The possible relationship of the taxa consisting of atypical diderms (viz. Negativicutes, Fusobacteria, Synergistetes and Elusimicrobia) to the traditional LPS-diderm Gram-negative bacteria is presently unclear. It is quite likely that all of these atypical diderm taxa that show close affiliation to the Firmicutes are related to each other and therefore the diderm-LPS characteristics exhibited by them has a common origin. Although the presence of a diderm-LPS phenotype in these two groups (i.e. atypical diderm and traditional diderms) can be explained by lateral transfer of various genes that are involved in the formation of outer cell membrane as well LPS biosynthesis between these groups, it is also possible that the outer membranes in these two groups have evolved independently and that the cell membrane organization and function in these two groups of prokaryotes may differ from each other in important aspects. Hence, further comparative studies on the biochemical and functional characteristics of the outer membrane characteristics from these two groups of bacteria should be of much interest.
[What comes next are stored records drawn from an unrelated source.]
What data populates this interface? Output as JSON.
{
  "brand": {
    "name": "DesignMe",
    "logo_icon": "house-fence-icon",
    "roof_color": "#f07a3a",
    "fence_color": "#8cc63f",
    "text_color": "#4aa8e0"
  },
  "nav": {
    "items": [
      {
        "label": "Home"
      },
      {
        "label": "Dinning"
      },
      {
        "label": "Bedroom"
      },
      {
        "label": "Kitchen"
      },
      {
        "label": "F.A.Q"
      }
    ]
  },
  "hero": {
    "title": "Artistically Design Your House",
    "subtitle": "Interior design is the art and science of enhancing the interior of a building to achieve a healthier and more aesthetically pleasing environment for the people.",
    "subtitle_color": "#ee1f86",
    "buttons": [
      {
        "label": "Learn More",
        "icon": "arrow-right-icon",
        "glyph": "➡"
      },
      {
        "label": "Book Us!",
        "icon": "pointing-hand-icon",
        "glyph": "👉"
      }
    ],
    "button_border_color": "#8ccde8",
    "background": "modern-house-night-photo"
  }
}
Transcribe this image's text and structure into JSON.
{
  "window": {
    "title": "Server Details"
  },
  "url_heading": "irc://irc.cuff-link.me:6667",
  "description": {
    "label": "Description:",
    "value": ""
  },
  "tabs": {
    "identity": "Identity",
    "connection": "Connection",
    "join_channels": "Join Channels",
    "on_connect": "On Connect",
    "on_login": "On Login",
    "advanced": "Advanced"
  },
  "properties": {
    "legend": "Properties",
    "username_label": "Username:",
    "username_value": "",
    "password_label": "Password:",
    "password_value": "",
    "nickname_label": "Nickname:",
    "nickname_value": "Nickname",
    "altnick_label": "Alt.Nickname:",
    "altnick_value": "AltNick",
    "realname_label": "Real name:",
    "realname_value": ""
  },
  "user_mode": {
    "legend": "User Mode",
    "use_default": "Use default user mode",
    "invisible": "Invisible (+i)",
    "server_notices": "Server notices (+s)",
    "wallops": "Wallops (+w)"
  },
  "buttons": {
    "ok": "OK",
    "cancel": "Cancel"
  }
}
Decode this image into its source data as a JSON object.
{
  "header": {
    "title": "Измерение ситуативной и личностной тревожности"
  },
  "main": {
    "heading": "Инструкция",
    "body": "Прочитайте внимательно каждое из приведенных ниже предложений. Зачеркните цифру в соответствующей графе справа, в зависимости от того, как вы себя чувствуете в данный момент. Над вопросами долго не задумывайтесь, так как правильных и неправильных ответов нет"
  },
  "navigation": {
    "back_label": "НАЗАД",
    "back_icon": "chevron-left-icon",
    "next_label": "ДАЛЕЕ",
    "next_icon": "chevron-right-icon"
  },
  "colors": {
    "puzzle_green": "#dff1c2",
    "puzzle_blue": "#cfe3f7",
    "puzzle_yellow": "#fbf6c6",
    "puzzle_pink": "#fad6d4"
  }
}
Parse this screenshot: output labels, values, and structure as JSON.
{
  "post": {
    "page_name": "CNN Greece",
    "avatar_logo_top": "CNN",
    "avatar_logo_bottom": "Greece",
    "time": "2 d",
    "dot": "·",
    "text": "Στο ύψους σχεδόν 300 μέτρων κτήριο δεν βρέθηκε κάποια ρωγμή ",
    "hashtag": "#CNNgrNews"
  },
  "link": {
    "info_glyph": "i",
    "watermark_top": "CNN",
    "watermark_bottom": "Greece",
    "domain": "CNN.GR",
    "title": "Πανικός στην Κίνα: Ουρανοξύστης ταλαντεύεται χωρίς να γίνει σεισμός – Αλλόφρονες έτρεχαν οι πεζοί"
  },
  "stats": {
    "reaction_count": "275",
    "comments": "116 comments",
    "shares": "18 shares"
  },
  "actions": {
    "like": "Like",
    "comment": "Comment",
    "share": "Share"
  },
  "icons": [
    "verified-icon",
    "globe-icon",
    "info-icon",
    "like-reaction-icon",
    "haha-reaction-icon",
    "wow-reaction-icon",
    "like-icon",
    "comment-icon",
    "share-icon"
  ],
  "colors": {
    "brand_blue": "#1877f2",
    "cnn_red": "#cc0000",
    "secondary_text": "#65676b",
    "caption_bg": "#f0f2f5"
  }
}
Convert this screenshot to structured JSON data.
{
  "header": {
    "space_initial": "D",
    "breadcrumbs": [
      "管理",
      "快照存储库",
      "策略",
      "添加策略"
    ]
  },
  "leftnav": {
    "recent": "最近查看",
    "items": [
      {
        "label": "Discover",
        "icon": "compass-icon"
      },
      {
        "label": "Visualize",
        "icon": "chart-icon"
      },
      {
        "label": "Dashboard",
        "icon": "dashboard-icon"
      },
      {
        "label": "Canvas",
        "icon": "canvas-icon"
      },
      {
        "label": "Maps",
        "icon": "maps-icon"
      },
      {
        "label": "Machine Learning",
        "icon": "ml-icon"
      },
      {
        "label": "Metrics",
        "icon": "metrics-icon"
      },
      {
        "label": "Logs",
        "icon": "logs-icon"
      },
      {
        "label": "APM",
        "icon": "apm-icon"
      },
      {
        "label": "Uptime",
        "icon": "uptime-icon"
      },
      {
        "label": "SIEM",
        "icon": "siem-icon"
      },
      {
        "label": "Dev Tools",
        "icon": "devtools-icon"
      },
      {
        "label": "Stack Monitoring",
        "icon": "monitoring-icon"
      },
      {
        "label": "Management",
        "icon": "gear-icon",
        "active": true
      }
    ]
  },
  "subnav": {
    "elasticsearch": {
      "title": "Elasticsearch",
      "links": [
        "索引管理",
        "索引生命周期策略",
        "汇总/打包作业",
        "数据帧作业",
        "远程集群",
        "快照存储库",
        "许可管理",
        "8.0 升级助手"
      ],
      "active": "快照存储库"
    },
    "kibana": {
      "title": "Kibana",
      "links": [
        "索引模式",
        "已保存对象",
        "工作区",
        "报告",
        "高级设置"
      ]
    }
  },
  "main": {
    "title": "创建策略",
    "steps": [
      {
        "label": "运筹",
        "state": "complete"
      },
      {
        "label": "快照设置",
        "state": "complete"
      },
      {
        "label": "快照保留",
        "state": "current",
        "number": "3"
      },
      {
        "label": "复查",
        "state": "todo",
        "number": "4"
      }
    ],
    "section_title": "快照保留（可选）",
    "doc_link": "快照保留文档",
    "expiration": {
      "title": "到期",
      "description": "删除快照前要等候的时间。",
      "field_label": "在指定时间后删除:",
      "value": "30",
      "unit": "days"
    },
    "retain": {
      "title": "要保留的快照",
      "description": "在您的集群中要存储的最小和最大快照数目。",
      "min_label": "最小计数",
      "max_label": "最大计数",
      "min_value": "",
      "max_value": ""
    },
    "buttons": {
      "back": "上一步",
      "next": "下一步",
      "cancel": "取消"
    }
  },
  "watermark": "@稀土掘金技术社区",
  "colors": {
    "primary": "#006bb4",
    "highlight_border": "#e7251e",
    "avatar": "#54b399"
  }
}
In conclusion, the data presented here represent a significant criticism of the recently proposed ‘prokaryotic endosymbiosis’ hypothesis (Lake 2009). During the preparation of this Perspective, other criticisms of this hypothesis based on other grounds also appeared (Swithers et al. 2011). Alternative mechanisms for the evolution of outer membranes therefore need to be proposed and, as hypothesized here, it is plausible that antibiotic selection pressure was one of the main drivers in this important step in bacterial evolution.